The sale of houses and the economy: dependencies, risks and opportunities!

The sale of houses and the economy: dependencies, risks and opportunities!

In most western countries, including Portugal, residential Real Estate contributes substantially to the economic activity: in our country the volume of residential transactions reached around EUR 25,000 million in 2019, corresponding to 11.80% of the GDP for the same year (EUR 212,300 million). 

It is also an important source of tax of significant amounts, normally, of secure and immediate collection. Note that in 2018 alone the Council Tax (IMI) was approximately one billion Euros, and the Transmission Tax (IMT) approximately one thousand seven hundred million Euros. This means a tax revenue in the property market of circa4% of the total tax revenue in Portugal. 

We all know, though, that residential Real Estate is volatile, as history and other overcome crises in Portugal may teach us. The most important fact during this is that fluctuations in prices and residential investment have a direct impact on the macroeconomic environment of our country and on the solvency of families and financial institutions. In the West, the vulnerability of the housing market is an amplifying element of the economic contraction, sometimes this vulnerability was the fuse that gave rise to these movements. 

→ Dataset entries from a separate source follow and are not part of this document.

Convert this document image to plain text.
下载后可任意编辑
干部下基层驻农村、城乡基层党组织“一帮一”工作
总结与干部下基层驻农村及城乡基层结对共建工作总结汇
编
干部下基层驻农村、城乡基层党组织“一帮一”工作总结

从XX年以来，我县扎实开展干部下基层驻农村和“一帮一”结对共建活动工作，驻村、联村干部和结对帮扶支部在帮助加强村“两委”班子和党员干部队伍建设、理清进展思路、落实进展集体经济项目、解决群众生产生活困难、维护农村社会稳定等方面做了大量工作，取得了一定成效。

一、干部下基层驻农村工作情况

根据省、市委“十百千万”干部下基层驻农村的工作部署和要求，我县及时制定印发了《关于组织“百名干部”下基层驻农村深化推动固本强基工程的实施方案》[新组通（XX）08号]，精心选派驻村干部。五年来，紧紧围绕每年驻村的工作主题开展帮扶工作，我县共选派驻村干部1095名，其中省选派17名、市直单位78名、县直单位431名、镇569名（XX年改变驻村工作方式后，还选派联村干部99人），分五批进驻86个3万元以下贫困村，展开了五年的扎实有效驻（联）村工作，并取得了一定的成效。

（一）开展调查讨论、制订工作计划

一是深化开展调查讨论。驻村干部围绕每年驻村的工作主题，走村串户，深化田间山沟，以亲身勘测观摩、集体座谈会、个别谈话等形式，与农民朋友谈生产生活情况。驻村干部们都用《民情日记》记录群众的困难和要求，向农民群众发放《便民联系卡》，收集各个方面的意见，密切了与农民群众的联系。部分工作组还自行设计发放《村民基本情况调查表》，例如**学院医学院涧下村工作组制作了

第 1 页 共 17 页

On the other hand, a solid, stable, and balanced residential real estate market protects the economy from uncertainty and keeps the economy secure and firm. In the case of Portugal, this has been the case in recent years and has created the country's recent economic recovery.  

The aspects mentioned above, and often published, about how important the real estate market is for the sustainability and economic security of the country, are oddly often ignored by us, forgotten, or undervalued by governments everywhere. "The residential real estate market and its good functioning is essential for the health of economies and for their resilience in the medium and long term". 

Democratic governments have many tools to make the housing market work, supported and encouraged. One example should be that practiced in Germany: the individual who lets his/her or her house does not pay taxes on rental income, as he/she is providing housing space for society and others who may not have that possibility otherwise. At the same time, the owner of this property is preparing his or her well-being in the retirement phase by adding to his/her income based on the rents of their homes. If this model was followed in Portugal, it would create social housing space with adequate rents that is so needed by Portuguese society.